Da Constituição Pastoral Gaudium et SpesSobre a Igreja no Mundo Atual
A promoção do bem-comum (GS 26)
26. A interdependência, cada vez mais estreita e progressivamente estendida a todo o mundo, faz com que o bem comum - ou seja, o conjunto das condições da vida social que permitem, tanto aos grupos como a cada membro, alcançar mais plena e fàcilmente a própria perfeição - se torne hoje cada vez mais universal e que, por esse motivo, implique direitos e deveres que dizem respeito a todo o género humano. Cada grupo deve ter em conta as necessidades e legítimas aspirações dos outros grupos e mesmo o bem comum de toda a família humana (5).
Simultâneamente, aumenta a consciência da eminente dignidade da pessoa humana, por ser superior a todas as coisas e os seus direitos e deveres serem universais e invioláveisÉ necessário, portanto, tornar acessíveis ao homem todas as coisas de que necessita para levar uma vida verdadeiramente humana: alimento, vestuário, casa, direito de escolher livremente o estado de vida e de constituir família, direito à educação, ao trabalho, à boa fama, ao respeito, à conveniente informação, direito de agir segundo as normas da própria consciência, direito à protecção da sua vida e à justa liberdade mesmo em matéria religiosa.
A ordem social e o seu progresso devem, pois, reverter sempre em bem das pessoas, já que a ordem das coisas deve estar subordinada à ordem das pessoas e não ao contrário; foi o próprio Senhor quem o insinuou ao dizer que o sábado fora feito para o homem, não o homem para o sábado (6). Essa ordem, fundada na verdade, construída sobre a justiça e vivificada pelo amor, deve ser cada vez mais desenvolvida e, na liberdade, deve encontrar um equilíbrio cada vez mais humano (7).
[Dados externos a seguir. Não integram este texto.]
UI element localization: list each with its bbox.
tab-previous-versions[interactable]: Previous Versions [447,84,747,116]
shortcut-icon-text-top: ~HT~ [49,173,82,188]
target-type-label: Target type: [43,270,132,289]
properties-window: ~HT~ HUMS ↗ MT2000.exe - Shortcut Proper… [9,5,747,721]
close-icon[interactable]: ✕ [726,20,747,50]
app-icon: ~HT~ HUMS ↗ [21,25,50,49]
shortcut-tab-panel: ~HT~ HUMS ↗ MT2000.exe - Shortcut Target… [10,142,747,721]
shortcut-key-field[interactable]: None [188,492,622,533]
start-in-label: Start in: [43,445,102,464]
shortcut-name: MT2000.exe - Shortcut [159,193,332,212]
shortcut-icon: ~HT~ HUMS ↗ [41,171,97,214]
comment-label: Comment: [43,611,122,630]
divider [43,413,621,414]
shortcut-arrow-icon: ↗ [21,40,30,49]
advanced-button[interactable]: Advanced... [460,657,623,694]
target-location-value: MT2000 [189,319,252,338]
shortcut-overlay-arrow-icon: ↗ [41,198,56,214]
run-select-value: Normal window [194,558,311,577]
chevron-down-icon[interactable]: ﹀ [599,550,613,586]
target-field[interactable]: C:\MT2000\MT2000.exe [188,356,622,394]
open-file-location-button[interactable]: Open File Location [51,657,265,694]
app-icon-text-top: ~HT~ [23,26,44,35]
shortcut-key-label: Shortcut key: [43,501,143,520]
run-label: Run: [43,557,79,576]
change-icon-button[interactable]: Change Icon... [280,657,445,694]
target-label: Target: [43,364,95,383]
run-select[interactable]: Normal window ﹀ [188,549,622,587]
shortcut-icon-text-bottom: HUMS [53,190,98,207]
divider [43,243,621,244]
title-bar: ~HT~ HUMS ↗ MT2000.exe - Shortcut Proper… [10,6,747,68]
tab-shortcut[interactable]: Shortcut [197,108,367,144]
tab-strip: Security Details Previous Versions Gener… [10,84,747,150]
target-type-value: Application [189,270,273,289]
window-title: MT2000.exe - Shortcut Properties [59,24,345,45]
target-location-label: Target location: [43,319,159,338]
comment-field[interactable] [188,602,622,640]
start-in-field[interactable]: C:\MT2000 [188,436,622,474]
Para o conseguir, será necessária a renovação da mentalidade e a introdução de amplas reformas sociais.
O Espírito de Deus, que dirige o curso dos tempos e renova a face da terra com admirável providência, está presente a esta evolução. E o fermento evangélico despertou e desperta no coração humano uma irreprimível exigência de dignidade.
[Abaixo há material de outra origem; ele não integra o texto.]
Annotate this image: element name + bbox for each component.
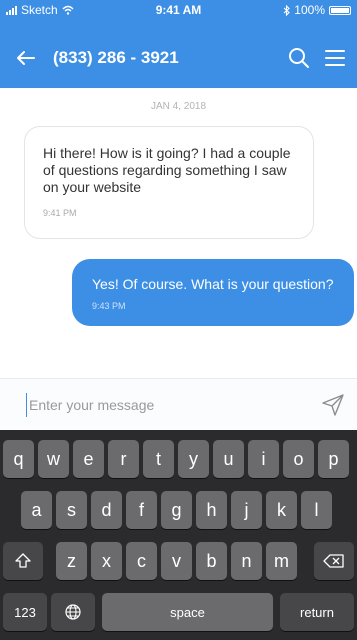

Comentário: o texto ressalta a missão política do cristão. O cristão está convocado a ser profeta: denunciar todas as causas de desumanização e anunciar o Reino de Deus, reino de amor-caridade e justiça social, “aqui na terra como no céu”. Só pelo caminho político serão alcançadas essas metas agora inadiáveis, com vistas à plena humanização de todos os homens e mulheres ainda submetidos a situações indignas de vida.